We all have something to contribute, and we are called upon to exercise this contribution.

The revolutionary thing about this ethos is that it isn’t actually new, it’s something many of us grew up within our homes – the joy of service for service’s sake.

It’s something that’s been unpopular for a while, but, like a prodigal child, it is making its way home.
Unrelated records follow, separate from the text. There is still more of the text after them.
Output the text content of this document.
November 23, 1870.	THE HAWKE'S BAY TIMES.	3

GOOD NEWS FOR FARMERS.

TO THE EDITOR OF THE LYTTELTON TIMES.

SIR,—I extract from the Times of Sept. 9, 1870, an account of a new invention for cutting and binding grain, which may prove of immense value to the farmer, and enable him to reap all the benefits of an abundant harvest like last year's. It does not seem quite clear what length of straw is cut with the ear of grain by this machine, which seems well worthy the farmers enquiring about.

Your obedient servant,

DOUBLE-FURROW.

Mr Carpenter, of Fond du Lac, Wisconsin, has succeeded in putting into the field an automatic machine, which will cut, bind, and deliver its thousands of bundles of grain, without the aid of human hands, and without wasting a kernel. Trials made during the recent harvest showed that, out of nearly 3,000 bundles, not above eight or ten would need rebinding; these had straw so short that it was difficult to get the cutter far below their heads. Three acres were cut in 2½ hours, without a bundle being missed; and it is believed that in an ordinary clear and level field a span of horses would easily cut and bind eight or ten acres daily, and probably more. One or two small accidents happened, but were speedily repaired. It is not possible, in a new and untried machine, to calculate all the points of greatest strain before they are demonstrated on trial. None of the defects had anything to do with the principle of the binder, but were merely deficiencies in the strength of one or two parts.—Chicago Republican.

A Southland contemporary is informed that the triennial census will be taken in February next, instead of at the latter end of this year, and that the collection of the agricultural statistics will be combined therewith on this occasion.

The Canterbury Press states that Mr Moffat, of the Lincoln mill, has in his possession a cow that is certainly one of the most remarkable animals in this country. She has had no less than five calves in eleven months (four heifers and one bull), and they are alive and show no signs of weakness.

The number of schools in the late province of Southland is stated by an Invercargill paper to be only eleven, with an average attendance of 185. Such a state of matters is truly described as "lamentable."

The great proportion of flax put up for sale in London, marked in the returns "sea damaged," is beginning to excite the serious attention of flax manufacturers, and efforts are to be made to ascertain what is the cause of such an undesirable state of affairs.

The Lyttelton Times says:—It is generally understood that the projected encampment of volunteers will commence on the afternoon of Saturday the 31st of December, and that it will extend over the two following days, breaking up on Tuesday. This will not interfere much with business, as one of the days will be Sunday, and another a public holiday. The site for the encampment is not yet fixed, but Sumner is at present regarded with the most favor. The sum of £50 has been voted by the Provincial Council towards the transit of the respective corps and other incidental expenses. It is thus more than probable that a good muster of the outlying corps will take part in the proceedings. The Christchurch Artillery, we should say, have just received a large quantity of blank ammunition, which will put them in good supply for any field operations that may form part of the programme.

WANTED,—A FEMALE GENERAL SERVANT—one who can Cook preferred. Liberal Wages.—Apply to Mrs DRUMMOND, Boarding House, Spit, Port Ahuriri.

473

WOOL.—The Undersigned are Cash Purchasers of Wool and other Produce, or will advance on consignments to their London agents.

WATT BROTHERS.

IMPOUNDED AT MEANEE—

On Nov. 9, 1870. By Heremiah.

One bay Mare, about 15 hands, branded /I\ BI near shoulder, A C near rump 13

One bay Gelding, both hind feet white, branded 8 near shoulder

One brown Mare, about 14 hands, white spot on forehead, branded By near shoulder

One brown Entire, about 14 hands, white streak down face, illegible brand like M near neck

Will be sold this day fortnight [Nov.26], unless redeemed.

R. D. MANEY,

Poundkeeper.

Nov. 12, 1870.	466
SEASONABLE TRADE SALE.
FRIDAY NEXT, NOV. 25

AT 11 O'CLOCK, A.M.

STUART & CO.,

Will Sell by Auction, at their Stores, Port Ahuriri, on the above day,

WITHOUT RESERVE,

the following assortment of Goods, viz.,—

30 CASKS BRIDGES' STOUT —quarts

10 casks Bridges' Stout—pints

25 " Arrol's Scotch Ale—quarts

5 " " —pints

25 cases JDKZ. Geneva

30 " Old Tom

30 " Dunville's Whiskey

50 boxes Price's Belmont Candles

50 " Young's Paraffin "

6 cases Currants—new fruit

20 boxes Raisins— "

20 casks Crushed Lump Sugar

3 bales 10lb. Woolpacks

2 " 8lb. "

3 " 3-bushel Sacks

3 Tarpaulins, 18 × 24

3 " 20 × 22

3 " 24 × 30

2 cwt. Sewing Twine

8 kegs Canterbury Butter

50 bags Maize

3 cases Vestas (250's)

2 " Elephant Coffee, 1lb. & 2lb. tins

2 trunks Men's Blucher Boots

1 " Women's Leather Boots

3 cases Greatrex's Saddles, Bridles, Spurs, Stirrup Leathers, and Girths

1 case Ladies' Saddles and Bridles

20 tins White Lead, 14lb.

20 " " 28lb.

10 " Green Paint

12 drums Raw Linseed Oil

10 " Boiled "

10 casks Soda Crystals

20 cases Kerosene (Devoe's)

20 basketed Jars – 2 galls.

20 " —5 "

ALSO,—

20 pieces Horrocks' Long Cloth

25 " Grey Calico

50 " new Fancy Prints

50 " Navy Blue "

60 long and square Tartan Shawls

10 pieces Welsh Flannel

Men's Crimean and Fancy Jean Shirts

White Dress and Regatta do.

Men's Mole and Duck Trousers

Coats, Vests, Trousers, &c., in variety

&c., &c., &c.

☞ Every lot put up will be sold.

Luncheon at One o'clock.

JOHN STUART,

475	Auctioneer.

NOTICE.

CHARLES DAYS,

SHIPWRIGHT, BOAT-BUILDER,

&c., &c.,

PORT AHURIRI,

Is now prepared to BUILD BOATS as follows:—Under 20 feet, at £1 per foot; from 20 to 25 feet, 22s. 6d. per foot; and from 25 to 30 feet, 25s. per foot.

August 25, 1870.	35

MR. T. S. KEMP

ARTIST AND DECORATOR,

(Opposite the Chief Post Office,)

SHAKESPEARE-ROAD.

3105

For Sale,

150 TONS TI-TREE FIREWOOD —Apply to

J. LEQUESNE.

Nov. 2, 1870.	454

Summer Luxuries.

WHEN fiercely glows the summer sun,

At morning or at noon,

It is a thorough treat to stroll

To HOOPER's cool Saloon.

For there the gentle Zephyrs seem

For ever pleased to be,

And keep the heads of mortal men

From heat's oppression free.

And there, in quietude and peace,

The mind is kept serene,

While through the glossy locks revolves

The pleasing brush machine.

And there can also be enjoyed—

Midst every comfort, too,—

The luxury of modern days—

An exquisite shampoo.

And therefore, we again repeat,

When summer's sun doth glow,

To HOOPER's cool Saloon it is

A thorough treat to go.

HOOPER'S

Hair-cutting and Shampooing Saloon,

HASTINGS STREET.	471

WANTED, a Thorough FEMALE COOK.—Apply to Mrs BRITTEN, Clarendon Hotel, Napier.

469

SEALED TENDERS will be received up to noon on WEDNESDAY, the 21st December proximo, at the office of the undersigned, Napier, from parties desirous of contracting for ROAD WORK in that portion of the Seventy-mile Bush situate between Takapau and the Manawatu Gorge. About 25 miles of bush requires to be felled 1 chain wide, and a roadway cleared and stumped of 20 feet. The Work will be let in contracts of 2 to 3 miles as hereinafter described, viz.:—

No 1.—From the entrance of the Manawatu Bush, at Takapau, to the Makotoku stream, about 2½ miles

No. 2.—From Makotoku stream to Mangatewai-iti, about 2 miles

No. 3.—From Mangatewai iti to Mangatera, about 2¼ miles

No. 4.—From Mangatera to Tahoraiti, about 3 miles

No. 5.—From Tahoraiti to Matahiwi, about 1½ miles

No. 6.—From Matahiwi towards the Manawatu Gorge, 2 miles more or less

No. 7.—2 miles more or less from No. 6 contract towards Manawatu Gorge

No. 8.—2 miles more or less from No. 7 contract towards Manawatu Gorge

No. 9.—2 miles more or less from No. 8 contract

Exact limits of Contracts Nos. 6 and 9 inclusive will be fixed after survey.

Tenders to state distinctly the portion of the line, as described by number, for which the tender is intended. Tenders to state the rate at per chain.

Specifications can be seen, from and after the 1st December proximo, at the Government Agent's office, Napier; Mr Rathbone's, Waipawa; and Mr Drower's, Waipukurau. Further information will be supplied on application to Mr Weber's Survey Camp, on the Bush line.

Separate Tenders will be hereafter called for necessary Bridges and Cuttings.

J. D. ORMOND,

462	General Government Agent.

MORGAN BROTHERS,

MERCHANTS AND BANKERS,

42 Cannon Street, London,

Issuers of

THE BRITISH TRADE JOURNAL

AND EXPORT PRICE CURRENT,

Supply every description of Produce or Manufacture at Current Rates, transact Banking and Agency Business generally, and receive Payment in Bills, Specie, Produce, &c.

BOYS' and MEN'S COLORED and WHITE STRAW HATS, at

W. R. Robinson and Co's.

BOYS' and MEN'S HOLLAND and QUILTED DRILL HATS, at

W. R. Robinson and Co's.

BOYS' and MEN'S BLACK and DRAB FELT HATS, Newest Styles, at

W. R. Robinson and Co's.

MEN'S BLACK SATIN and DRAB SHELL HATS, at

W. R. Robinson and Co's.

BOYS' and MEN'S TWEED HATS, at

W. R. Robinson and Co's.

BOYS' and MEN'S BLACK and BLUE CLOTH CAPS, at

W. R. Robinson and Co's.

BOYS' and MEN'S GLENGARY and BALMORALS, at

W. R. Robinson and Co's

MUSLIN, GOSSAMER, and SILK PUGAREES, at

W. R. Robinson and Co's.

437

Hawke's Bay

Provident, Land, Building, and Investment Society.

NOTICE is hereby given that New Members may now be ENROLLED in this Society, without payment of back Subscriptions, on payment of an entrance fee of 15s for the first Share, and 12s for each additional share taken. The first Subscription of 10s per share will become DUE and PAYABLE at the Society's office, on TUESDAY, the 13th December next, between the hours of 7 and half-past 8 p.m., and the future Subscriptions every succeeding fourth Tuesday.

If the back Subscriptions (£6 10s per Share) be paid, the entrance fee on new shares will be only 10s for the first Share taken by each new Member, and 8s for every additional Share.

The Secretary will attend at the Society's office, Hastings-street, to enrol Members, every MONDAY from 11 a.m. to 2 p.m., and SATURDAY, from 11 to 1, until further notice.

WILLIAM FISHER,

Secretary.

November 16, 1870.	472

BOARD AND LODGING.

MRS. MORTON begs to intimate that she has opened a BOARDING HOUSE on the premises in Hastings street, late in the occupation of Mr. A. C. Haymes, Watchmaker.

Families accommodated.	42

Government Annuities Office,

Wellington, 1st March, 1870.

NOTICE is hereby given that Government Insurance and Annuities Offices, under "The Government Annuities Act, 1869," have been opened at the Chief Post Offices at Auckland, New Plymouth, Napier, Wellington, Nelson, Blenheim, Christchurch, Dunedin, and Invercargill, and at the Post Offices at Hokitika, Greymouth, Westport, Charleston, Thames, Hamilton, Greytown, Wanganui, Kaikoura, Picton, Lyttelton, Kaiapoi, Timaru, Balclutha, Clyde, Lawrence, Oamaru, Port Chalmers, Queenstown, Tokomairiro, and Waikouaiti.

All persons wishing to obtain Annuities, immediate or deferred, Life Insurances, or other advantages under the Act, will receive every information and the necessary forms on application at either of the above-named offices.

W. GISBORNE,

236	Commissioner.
We must give thanks to Madiba for inspiring this way of commemorating his life.

I have no doubt that, like this ethos, we South Africans will find our way home, the more we practise it, the more we seek to make each day a Mandela Day.

In this way, July 18 will eventually stop being just about one man but about mankind.

In the pursuit of this goal, Cheesekids will once again host a Mandela Day event and Unity Celebration Concert in three cities on Sunday July 15.

South Africans from all backgrounds are invited to participate alongside their families and friends in performing acts of service for 67 minutes – and longer.

We’ll have shuttles to and from the events, more than a dozen interesting ways to give back and kiddies’ areas, and no doubt a great time to be had by all.

And although that might sound “cool”, here’s the really “cool” part – we’re going to do this on every other day of national significance, every other public holiday.

We’ll be taking a step closer to making every day a Mandela Day, and we’d like to do so together, with you.

To join us, go to Our67s.org.za.

Happy birthday, Madiba. Long may you continue to inspire us to our greatest selves.